European democratic deficit problem raised again, as another European country is forced to join the euro at the beginning of the new year despite massive public opposition

by the commentator on 28 December 2013 20:19


In what critics are characterising as another cynical blow to European democracy, the Baltic state of Latvia, which joined the European Union in 2004 and was once a part of the Soviet Union, will adopt the euro on January 1, 2014 even as opinion polls show 60 percent of the people are against the move.

At taxpayers' expense from countries including Britain, the European Central Bank (ECB) has spent millions on propaganda material and videos to persuade ordinary Latvians of the euro's alleged benefits, as this report from the ECB indicates.

The Latvian News Agency quoted the head of the so-called "euro communication group" Margrieta Ulmane as saying the campaign had been a "success". The Latvian News Agency said this was because:

"According to a recent public opinion poll conducted by Factum, 98 percent of respondents knew the day Latvia was to switch to the euro, and 76 percent said they had enough information about the euro introduction process in Latvia."

However, the polling evidence from Factum and other polling agencies on whether Latvians actually wanted the euro went unreported, as this short note from EU Observer, partially attributed  to French news agency AFP, makes clear:

"Latvia will join the euro on 1 January but nearly 60 percent of Latvians oppose the single currency....Latvians have endured steep wage cuts, rather than Lat devaluation, as the government sought to get the country out of economic crisis while keeping on track to join the euro," it said..

Latvians were not allowed a referendum on joining the euro, since leading politicians were afraid the public would reject it. There is much public anger at what is going on (see picture of European flag being burned in protest at eurozone membership at the top of this report).
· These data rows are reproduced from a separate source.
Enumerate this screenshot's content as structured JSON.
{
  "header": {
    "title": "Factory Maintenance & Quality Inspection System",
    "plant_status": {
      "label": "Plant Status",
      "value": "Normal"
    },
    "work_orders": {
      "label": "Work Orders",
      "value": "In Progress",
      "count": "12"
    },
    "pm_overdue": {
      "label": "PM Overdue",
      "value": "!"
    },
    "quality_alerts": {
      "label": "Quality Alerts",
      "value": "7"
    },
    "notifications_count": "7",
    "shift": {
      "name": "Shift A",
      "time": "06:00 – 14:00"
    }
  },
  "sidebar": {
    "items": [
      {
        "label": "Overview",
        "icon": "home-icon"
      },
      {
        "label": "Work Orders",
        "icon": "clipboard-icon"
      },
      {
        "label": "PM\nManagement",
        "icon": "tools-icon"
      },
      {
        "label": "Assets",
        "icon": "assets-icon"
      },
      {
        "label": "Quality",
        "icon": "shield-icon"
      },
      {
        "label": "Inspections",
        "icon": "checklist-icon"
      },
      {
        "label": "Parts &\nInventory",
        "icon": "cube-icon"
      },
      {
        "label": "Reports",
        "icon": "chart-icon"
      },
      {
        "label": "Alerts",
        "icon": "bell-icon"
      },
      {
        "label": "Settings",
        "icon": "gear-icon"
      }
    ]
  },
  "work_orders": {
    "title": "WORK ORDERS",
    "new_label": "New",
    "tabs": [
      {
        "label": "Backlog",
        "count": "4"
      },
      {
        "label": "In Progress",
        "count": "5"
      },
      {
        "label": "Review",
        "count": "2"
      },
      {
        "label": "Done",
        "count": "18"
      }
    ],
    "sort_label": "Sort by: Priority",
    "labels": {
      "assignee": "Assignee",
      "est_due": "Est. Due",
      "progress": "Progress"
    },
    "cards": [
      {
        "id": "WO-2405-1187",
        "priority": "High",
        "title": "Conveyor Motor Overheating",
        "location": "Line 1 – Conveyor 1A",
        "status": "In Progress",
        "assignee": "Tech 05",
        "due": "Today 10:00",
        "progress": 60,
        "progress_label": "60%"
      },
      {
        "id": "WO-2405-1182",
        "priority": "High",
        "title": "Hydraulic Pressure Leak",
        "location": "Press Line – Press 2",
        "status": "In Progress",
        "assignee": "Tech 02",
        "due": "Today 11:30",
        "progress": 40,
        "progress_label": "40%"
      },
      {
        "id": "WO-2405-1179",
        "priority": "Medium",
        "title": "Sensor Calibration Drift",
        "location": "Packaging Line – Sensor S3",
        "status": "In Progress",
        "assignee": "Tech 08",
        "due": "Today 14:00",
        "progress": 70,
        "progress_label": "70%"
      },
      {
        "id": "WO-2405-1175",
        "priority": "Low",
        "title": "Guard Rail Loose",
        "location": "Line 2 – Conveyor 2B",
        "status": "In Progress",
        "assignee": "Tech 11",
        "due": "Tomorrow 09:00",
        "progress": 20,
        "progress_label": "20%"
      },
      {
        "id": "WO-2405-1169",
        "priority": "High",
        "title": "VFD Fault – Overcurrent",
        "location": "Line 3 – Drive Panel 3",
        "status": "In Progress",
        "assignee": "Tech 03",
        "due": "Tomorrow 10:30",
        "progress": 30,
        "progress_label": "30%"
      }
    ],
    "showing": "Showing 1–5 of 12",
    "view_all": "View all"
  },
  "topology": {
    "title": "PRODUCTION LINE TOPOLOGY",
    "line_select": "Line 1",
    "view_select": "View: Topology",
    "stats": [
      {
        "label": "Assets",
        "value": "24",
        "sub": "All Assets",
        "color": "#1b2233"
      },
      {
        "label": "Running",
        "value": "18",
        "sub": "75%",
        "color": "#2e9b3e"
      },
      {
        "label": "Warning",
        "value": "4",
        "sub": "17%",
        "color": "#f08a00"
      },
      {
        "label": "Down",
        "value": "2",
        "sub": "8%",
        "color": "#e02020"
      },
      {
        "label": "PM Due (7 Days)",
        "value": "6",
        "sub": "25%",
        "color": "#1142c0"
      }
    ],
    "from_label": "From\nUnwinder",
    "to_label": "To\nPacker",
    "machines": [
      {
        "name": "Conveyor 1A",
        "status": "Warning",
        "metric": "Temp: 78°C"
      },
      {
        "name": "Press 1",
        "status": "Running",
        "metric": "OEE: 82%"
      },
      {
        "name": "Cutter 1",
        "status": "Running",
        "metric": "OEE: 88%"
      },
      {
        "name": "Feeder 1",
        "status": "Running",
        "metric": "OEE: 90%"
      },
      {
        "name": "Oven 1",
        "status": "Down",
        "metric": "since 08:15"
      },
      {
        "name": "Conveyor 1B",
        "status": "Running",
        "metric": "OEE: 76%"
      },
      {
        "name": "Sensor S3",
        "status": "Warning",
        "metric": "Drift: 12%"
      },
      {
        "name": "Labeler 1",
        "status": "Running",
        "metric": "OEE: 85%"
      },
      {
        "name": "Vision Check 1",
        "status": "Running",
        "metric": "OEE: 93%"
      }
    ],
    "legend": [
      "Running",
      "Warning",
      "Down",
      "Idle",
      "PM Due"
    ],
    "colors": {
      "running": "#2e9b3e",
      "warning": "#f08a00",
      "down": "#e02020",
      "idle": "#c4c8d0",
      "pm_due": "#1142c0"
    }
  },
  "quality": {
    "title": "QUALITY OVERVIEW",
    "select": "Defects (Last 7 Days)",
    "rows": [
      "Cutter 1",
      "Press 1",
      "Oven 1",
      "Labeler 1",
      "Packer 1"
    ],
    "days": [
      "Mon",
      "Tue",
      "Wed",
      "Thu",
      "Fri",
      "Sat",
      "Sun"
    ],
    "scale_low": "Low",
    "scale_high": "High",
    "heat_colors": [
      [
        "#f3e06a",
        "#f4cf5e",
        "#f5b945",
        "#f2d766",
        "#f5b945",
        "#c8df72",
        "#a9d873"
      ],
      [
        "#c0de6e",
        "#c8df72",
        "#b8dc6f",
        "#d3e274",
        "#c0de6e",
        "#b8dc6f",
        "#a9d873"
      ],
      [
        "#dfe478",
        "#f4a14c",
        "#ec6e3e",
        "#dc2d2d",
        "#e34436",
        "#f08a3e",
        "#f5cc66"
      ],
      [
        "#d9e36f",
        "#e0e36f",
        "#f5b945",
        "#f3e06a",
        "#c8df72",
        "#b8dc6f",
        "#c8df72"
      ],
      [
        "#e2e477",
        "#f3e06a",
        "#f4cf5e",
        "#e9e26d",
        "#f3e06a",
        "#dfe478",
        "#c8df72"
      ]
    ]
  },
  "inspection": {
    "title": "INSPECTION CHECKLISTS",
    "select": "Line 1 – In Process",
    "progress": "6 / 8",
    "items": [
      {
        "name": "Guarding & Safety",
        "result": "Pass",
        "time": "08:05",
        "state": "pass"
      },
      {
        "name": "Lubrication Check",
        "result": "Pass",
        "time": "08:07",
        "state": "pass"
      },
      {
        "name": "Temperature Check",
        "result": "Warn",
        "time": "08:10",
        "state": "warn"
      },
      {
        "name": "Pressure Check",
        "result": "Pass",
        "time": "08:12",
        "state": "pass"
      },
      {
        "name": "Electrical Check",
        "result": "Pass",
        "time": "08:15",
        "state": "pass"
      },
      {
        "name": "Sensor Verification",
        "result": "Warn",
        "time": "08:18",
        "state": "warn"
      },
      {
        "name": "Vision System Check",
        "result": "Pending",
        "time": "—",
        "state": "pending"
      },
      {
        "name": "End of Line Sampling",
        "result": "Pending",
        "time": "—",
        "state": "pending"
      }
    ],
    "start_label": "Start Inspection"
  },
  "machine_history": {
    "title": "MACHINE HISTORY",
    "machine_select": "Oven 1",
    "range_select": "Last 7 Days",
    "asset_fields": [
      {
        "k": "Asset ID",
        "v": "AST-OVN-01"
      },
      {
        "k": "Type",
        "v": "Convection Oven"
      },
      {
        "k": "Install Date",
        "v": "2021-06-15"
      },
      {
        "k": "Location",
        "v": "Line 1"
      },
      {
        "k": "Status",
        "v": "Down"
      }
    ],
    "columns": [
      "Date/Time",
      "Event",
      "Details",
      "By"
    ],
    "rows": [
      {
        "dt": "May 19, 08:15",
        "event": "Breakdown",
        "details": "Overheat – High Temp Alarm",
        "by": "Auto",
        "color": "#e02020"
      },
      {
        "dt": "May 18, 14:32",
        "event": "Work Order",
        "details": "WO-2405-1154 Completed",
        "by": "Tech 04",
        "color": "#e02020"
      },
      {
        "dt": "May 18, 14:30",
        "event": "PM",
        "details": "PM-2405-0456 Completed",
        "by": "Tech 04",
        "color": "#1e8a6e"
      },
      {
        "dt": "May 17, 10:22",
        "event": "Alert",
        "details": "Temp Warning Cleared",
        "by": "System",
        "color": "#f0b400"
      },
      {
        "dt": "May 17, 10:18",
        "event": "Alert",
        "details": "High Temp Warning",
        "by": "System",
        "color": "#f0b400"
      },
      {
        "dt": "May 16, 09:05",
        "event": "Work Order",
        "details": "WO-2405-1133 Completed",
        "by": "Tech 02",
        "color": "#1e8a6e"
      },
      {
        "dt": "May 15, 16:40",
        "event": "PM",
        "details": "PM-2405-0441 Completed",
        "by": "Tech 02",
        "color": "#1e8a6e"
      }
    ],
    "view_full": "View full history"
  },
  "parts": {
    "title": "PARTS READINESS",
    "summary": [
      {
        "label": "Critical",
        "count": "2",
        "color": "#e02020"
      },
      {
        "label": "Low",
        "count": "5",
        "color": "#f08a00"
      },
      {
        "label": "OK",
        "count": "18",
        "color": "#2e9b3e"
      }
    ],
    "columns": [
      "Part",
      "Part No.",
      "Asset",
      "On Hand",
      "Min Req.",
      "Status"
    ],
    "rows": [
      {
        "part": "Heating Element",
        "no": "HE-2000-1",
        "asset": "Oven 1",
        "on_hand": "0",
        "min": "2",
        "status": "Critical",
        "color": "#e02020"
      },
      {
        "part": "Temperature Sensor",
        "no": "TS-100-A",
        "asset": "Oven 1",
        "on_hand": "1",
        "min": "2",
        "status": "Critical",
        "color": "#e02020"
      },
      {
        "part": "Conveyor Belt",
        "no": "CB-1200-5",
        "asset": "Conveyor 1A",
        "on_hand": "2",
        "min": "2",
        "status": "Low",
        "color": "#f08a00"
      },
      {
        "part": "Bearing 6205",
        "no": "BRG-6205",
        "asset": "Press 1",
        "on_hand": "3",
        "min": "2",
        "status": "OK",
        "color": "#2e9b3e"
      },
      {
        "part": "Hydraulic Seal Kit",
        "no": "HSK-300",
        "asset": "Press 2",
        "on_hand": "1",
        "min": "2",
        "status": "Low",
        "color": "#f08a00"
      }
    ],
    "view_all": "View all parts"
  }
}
It is a matter of public record that the European Union has ignored unfavourable results in referendums on major European issues including in France and the Netherlands.

Ireland voted against the Nice Treaty in 2001 and the Lisbon Treaty in 2008. In both cases it was forced to hold repeats of the referendums until it gave a "yes" vote to what Brussels was proposing. In the end, it did so.

Eurosceptics blame the euro for exacerbating economic crisis in many European countries, such as Greece, Spain, Ireland and Italy, a message which has been widely discussed in the Latvian press.

Members of the United Kingdom Independence Party (UKIP), want Britain -- not a member of the euro -- to leave the European Union altogether, and do so as fast as possible. The party has widely condemned the move to force Latvia to join the euro in the face of a hostile public.

"Latvia, as a Baltic state, used to be part of the Soviet Union," said one UKIP voter with expertise in Eastern Europe. "This is terribly anti-democratic", he told The Commentator. "No wonder they're burning flags."

The European Union aims to get all 28 members of the EU to join the euro at some point. Latvia will become the 18th member of the eurozone at the beginning of 2014.